Managed Care Patient Protection or Provider Protection? A Qualitative Assessment

American Journal of Medicine--December 2004
Vol. 117, No. 12
December 2004
Hall, M.A.
pp. 932-7

Opponents of managed care regulation allege that a patient’s bill of rights, in reality, represents provider protections motivated by the desire to curtail the economic onslaught of managed care. This claim is assessed through a large qualitative study of state managed care patient protection laws.

State laws were reviewed and categorized, and regulators in each state were surveyed, to determine the pattern and content of relevant enactments as of the end of 2001. In 2002, six states were selected for in-depth case studies to reflect a range of market, demographic, and legal characteristics. In each state, 16 to 24 key informants were interviewed, including provider advocates, physician practices, health plan managers, regulators, patient advocates, and various industry observers. Additional interviews were conducted from a national perspective, for a total of 138 interviews. Interviews were semistructured, and interview notes were analyzed using qualitative techniques.

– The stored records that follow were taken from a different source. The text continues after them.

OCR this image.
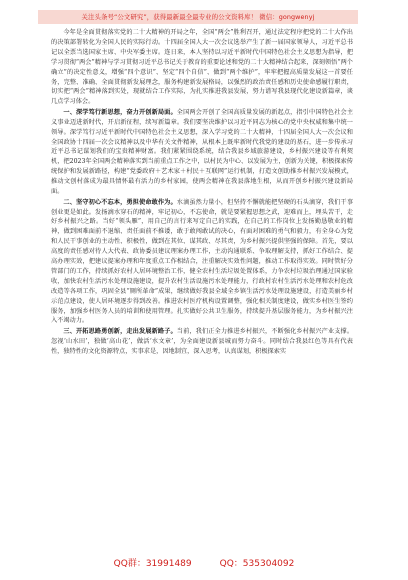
关注头条号“公文研究”，获得最新最全最专业的公文资料库！ 微信：gongwenyj

今年是全面贯彻落实党的二十大精神的开局之年，全国“两会”胜利召开，通过法定程序把党的二十大作出的决策部署转化为全国人民的实际行动。十四届全国人大一次会议选举产生了新一届国家领导人，习近平总书记以全票当选国家主席、中央军委主席。连日来，本人坚持以习近平新时代中国特色社会主义思想为指导，把学习贯彻“两会”精神与学习贯彻习近平总书记关于教育的重要论述和党的二十大精神结合起来，深刻领悟“两个确立”的决定性意义，增强“四个意识”、坚定“四个自信”、做到“两个维护”，牢牢把握高质量发展这一首要任务，完整、准确、全面贯彻新发展理念，服务构建新发展格局，以强烈的政治责任感和历史使命感履行职责，切实把“两会”精神落到实处，现就结合工作实际，为扎实推进我县发展，努力谱写我县现代化建设新篇章，谈几点学习体会。

一、深学笃行新思想，奋力开创新局面。全国两会开创了全国高质量发展的新起点，指引中国特色社会主义事业迈进新时代，开启新征程，续写新篇章。我们要坚决维护以习近平同志为核心的党中央权威和集中统一领导。深学笃行习近平新时代中国特色社会主义思想，深入学习党的二十大精神，十四届全国人大一次会议和全国政协十四届一次会议精神以及中华有关文件精神，从根本上既牢新时代我党的建设的基石，进一步传承习近平总书记谋划我们的宝贵精神财富。我们紧紧围绕系统，结合我县乡域旅游建设，乡村振兴建设等有利契机，把2023年全国两会精神落实到当前重点工作之中，以村民为中心、以发展为主，创新为关键，积极探索传统保护和发展新路径，构建“党委政府＋艺术家＋村民＋互联网”运行机制，打造文创助推乡村振兴发展模式，推动文创村落成为最具情怀最有活力的乡村家园，使两会精神在我县落地生根，从而开创乡村振兴建设新局面。

二、坚守初心不忘本，勇担使命敢作为。水滴虽然力量小，但坚持不懈就能把坚硬的石头滴穿，我们干事创业更是如此。发扬滴水穿石的精神，牢记初心，不忘使命，就是要紧握思想之武，迎难而上，埋头苦干，走好乡村振兴之路。当好“领头雁”，用自己的言行来写定自己的实践，在自己的工作岗位上发扬勤恳敬业的精神，做到困难面前不退缩、责任面前不推诿，敢于敢闯敢试的决心，有面对困难的勇气和毅力，有全身心为党和人民干事创业的主动性、积极性，做到在其位、谋其政、尽其责，为乡村振兴提供坚强的保障。首先，要以高度的责任感对待人大代表、政协委员建议理案办理工作，主动沟通联系、争取理解支持，抓好工作结合、提高办理实效，把建议提案办理和年度重点工作相结合，注重解决实效性问题，推动工作取得实效。同时管好分管部门的工作，持续抓好农村人居环境整治工作，健全农村生活垃圾处置体系，力争农村垃圾治理通过国家验收，加快农村生活污水处理设施建设，提升农村生活设施污水处理能力，行政村农村生活污水处理和农村危改改造等各项工作，巩固全县“厕所革命”成果，继续做好我县全域全乡镇生活污水处理设施建设，打造美丽乡村示范点建设，使人居环境逐步得到改善。推进农村医疗机构设置调整，强化相关制度建设，做实乡村医生签约服务，加强乡村医务人员的培训和使用管理。扎实做好公共卫生服务，持续提升基层服务能力，为乡村振兴注入不竭动力。

三、开拓思路勇创新，走出发展新路子。当前，我们正全力推进乡村振兴，不断强化乡村振兴产业支撑。忽视‘山水田’，独做‘高山花’，做活‘水文章’，为全面建设新县城而努力奋斗。同时结合我县红色等具有代表性，独特性的文化资源特点，实事求是，因地制宜，深入思考，认真谋划，积极探索实

QQ群：31991489	QQ：535304092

These laws are directed primarily to patients’ rights and only secondarily to providers’ interests. Enactment of these laws was rarely attributed primarily to provider advocacy. Instead, providers aligned with consumers, or the impetus came from legislators or regulators. There was little evidence that these laws, collectively or individually, have had much effect on providers’ economic concerns. Health plans are still free to form and shape networks as they see fit, subject to competitive constraints. Provider due process laws might suppress deselection to some extent, but most subjects thought these laws only marginally restrain health insurers from removing providers who they no longer want.

Managed care patient protection laws do not advance a self-interested provider agenda that disables features of managed care that are beneficial to consumers. Instead, these laws appear to embody a convenient alignment of interests among providers, patients, and lawmakers.